Before it all blows (and blows and blows) over, Judith will enlist her U.S. senator father (Robert Wagner) to assist her cause, and myopic government bureaucrats will cover their asses by blocking the scientists’ effort to blunt the massive storm due to decimate Washington. There will also be plenty of lame dialogue, such as, “Let’s lose the male bonding and get back to saving the world.”
Nothing might be stranger here than the Quaid-Doherty pairing, though at least they’re integral to the plot. By contrast, the mini-soap regarding Judith and Ross’s imperiled teenage kids comes across as demographically desirable filler between blowing up miniatures.
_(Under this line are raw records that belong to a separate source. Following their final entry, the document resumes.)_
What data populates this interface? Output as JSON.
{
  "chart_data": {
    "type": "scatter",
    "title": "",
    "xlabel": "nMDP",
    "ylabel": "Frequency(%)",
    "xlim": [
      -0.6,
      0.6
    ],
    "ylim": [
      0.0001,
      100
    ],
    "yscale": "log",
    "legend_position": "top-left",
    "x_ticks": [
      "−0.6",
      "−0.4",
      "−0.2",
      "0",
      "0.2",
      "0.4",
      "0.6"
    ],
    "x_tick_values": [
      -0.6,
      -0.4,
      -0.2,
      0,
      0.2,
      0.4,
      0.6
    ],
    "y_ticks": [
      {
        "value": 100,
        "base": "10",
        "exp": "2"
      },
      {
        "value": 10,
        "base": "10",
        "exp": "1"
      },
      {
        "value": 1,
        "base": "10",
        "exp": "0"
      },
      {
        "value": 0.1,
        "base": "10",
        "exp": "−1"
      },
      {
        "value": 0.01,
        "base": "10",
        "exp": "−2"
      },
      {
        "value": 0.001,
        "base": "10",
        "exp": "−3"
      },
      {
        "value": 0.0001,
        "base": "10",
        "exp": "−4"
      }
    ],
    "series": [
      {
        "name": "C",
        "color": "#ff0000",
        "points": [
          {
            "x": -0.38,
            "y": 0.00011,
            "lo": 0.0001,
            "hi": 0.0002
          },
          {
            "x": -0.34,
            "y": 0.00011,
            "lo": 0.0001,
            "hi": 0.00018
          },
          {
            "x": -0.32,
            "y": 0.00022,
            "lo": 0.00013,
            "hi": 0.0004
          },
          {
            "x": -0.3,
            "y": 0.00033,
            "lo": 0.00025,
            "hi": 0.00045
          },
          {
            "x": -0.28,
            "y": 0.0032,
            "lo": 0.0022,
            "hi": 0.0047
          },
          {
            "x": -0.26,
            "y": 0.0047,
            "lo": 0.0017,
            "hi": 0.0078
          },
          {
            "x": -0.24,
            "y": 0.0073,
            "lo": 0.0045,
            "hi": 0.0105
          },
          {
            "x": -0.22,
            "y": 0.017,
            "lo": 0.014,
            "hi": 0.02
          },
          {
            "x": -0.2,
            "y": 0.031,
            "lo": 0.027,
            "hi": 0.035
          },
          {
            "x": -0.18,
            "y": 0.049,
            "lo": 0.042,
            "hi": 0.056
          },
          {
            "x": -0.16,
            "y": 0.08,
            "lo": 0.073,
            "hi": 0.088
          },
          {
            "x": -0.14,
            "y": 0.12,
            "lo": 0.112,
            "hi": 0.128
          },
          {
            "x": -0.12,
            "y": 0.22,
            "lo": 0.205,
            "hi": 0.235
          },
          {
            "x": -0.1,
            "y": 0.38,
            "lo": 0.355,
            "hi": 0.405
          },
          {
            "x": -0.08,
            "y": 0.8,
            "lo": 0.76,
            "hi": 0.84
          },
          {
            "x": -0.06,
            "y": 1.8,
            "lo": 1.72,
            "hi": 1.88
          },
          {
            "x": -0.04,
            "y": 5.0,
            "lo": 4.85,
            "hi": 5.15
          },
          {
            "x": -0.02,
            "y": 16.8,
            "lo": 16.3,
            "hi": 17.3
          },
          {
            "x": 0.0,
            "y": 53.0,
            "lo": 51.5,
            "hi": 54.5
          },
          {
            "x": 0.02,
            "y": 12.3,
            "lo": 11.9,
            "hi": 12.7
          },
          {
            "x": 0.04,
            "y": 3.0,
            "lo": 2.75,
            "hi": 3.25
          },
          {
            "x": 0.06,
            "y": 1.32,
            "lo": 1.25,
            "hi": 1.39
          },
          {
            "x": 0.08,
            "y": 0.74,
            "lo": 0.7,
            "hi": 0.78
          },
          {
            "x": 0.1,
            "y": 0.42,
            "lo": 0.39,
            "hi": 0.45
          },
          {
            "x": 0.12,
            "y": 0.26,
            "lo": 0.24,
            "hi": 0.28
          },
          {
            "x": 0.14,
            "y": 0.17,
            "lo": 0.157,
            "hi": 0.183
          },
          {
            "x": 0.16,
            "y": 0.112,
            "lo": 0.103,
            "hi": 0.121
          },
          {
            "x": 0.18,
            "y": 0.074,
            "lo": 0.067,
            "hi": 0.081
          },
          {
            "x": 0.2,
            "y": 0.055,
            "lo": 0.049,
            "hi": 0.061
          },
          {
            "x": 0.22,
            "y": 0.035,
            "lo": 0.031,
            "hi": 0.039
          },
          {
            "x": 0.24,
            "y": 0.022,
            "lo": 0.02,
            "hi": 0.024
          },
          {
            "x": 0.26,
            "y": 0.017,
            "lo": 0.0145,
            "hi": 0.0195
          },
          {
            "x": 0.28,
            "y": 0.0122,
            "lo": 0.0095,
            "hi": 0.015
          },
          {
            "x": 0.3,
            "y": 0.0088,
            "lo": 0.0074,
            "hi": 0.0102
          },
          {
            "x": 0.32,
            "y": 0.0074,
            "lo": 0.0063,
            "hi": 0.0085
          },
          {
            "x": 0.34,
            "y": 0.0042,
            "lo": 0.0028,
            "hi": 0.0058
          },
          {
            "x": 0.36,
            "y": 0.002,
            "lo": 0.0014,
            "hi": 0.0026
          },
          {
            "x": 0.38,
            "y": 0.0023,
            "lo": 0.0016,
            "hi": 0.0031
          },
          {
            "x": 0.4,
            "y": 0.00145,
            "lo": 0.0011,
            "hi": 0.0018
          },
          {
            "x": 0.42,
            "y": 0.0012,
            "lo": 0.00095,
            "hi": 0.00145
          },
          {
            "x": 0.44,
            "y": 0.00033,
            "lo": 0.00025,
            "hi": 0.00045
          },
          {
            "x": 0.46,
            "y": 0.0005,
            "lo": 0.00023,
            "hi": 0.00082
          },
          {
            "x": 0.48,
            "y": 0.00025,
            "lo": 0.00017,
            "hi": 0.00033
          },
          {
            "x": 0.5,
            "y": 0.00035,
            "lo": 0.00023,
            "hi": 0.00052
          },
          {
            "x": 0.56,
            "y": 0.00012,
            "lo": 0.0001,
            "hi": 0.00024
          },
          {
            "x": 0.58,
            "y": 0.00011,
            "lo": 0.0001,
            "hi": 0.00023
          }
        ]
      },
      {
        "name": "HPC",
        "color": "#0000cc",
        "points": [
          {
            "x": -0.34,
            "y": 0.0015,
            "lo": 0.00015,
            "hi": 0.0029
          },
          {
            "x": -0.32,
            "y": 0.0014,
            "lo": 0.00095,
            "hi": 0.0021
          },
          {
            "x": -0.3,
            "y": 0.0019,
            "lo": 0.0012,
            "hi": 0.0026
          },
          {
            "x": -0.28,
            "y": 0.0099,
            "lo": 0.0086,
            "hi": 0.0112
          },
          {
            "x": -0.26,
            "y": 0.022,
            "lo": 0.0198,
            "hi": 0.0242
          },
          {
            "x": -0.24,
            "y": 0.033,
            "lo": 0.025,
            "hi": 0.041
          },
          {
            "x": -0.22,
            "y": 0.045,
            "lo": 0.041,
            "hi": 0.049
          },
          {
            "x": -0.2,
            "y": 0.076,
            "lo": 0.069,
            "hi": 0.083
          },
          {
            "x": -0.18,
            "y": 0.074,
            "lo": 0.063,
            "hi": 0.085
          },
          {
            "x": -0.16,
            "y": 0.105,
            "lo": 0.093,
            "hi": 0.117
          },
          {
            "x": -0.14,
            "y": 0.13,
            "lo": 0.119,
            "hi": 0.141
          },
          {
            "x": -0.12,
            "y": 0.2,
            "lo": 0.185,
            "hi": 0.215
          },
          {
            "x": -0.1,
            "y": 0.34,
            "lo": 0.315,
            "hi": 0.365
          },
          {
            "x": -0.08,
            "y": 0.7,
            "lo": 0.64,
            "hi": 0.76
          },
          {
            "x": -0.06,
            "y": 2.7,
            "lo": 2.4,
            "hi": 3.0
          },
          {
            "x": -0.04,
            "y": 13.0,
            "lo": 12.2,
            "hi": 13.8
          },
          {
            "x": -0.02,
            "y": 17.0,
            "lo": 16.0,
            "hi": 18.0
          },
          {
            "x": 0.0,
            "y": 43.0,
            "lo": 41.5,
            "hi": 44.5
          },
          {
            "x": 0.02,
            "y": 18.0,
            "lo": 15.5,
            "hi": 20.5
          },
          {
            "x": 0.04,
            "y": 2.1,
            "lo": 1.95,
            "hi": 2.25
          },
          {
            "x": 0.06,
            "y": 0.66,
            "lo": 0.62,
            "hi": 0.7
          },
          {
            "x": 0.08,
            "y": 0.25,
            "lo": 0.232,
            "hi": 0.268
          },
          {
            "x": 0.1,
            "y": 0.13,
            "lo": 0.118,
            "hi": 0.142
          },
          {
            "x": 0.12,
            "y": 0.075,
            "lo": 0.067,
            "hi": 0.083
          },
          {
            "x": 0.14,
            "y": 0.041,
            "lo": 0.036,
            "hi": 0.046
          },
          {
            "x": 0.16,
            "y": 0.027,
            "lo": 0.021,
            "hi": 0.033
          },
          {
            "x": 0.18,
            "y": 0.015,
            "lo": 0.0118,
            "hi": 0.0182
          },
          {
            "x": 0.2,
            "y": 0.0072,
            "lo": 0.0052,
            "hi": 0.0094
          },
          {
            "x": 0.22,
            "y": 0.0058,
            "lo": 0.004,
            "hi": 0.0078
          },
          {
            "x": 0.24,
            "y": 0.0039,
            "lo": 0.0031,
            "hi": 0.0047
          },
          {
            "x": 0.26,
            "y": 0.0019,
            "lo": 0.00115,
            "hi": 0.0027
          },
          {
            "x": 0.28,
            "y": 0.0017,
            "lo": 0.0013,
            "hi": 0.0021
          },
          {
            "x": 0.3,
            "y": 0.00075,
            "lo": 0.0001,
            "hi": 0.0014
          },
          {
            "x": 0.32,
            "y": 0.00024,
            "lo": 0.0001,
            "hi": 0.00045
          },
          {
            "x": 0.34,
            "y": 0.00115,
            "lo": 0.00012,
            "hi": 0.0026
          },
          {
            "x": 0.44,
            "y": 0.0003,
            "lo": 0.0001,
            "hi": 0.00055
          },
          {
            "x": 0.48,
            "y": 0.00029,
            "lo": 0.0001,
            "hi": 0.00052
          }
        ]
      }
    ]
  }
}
Although most of “Category 7” proves too silly to be offensive, the exaggerated destruction won’t stop some conservatives from feeling slighted by the dismissive attitude toward evangelical preachers and propagandistic global-warming message. That said, Brolin is a bit of a hoot with his silvery mane and white suits, complete with his Reagan head bob.
Ultimately, this is really just “The Weekend Before the Day After Tomorrow.” Yet perhaps because of the cathartic release they provide, recent disaster epics have proved popular enough to beget more, with NBC’s aftershock mini “10.5: Apocalypse” also due this season.
Then again, the thirst for escapist mayhem is nothing new, and no one will confuse “Category 7” with CNN. Even so, I kept waiting for a fictional president to tell Gershon’s character, “Judy, you’re doin’ a heck of a job.”